Im April letzten Jahres musste Davis mit 76 Jahren seinen Chefsessel räumen. Unfreiwillig. Man traute ihm nicht mehr zu, die iTunes-Generation zu erreichen. Ob Alicia Keys es auch ohne sein Gespür für Geschmack und Stardom geschafft hätte? Die Rezeptur ihrer Musik ist simpel: geschmeidiger Gesang, Hip-Hop- Beats und die Klassizität des Pianos – das macht ihre tief in der emotionalen Dynamik des Soul verwurzelten Lieder für die Masse interessant. Andererseits war sie als das Straßenmädchen, als das sie aufwuchs und lernte, sich die Kerle vom Leibe zu halten, viel zu eigenständig. „I was thinking of Alicia Keys“, sang Bob Dylan einmal ergriffen, „I couldn’t keep from crying/ While she was born in Hell’s Kitchen/ I was going down the line.“ Keys brauchte die guten Kontakte ihres Mentors Davis in die Fernseanstalten hinein.

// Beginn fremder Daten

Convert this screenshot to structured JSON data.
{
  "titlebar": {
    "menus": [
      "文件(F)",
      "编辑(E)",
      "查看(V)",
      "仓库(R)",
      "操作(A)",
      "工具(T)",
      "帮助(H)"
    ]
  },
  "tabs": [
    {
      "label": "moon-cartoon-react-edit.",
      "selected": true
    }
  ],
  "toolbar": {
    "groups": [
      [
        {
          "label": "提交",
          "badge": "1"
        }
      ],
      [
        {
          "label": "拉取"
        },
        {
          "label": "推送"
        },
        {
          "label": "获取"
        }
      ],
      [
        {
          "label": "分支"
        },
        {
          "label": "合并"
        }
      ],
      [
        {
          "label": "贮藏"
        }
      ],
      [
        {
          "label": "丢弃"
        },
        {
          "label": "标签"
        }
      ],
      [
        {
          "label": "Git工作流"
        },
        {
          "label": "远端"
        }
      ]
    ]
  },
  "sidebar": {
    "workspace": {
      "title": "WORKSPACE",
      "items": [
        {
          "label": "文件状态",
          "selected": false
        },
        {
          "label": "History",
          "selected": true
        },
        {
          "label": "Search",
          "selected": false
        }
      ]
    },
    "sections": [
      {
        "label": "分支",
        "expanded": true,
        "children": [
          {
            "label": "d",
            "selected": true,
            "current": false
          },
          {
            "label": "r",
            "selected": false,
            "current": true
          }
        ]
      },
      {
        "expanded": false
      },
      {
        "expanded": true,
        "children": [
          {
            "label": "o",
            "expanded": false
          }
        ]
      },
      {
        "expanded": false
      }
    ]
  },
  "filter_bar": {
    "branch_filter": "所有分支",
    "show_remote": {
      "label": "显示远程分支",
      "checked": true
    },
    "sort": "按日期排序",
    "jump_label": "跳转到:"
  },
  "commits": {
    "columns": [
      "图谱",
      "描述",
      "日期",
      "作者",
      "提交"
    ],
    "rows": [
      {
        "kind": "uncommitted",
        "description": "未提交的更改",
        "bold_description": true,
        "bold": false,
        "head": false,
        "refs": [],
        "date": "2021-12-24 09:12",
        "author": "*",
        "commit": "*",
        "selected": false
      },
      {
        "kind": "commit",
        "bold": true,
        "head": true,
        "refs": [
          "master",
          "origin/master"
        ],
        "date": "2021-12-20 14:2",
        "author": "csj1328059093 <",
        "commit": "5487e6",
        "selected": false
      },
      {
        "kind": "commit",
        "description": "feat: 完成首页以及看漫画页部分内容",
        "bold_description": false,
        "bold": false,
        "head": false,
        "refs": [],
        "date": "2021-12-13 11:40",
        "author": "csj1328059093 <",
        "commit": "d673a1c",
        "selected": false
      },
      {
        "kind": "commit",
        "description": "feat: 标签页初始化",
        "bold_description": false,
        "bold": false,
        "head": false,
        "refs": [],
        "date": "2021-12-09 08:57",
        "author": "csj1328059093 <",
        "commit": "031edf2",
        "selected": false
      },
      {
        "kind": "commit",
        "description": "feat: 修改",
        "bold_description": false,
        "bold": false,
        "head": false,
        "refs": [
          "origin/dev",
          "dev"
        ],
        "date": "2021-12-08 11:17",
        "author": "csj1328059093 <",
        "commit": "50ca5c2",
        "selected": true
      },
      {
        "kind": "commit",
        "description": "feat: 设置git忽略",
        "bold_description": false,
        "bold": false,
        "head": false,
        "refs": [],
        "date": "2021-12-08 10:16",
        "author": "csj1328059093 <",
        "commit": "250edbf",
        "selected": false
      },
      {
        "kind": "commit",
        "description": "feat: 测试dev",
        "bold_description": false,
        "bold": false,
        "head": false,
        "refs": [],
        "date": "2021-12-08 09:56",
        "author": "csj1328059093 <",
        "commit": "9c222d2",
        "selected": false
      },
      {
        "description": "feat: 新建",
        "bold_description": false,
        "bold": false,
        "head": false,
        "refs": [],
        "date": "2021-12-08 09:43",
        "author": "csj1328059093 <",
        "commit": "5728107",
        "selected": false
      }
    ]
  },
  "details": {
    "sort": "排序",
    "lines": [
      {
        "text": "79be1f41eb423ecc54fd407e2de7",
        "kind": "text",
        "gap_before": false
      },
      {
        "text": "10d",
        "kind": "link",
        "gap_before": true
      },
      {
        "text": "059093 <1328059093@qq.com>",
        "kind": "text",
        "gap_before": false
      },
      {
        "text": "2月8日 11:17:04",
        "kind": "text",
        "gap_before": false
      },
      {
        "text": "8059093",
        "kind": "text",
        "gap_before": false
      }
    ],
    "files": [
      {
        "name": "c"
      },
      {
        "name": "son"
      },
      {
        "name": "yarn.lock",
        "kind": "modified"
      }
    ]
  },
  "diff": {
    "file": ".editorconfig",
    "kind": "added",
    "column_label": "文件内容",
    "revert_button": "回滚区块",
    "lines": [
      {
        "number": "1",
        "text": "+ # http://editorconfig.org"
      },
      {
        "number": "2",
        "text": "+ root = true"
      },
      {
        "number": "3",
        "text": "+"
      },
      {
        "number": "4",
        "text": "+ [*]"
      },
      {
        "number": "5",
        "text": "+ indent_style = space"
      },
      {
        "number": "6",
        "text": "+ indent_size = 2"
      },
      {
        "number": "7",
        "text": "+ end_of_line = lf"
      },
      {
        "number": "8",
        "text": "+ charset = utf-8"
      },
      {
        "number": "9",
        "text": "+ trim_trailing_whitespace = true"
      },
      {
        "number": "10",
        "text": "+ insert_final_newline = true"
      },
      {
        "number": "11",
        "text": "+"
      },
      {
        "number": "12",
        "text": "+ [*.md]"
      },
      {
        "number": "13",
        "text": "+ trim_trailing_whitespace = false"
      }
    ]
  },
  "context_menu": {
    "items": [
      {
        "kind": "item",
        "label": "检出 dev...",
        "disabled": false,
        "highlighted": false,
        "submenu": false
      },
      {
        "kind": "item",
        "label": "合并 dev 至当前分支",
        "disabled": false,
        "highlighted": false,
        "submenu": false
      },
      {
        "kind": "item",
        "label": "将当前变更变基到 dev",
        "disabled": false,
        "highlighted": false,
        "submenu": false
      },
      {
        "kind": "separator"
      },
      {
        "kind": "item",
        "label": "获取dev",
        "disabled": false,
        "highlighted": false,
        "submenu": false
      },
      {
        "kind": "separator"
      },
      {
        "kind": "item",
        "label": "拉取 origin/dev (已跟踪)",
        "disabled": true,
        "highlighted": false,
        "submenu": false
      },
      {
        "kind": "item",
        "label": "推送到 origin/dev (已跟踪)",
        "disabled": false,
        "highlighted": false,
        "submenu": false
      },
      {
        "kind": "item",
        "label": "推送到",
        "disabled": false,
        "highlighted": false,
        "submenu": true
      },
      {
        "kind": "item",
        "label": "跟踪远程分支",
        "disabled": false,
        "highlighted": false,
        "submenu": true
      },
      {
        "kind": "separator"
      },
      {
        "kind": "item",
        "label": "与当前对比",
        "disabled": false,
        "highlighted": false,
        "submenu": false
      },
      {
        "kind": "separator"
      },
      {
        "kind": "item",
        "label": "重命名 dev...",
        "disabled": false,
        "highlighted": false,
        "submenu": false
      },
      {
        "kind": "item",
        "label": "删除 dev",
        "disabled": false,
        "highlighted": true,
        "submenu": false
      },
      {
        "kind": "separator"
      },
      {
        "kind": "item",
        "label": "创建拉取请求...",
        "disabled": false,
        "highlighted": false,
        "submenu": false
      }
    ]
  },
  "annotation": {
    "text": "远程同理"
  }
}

Längst hat sie sich emanzipiert. Welchen künstlerischen Status sie heute besitzt, zeigt ein Blick auf das Jahr 2009, das sie geprägt hat: Erst spielte sie mit Jack White den Bond-Titelsong „Another Way To Die“ ein, dann schrieb sie für Whitney Houston die Comeback-Single „Million Dollar Bill“, bevor sie Jay-Z beschenkte und mit „Doesn’t Mean Anything“ einen weiteren Top-Ten-Hit landete. Und der Song ist nur der Vorbote eines brillant arrangierten, organischen Albums, auf dem sich mit dem schleppend kühlen „Love Is Blind“, dem bollernden Schmerzgesang von „Try Sleeping With a Broken Heart“ und dem düsteren „Like The See“ weitere Höhepunkte finden. Sie haben die Nestwärme von Genres hinter sich gelassen. Das müsste der iGeneration gefallen.

„The Element of Freedom“ von Alicia Keys ist bei Sony erschienen.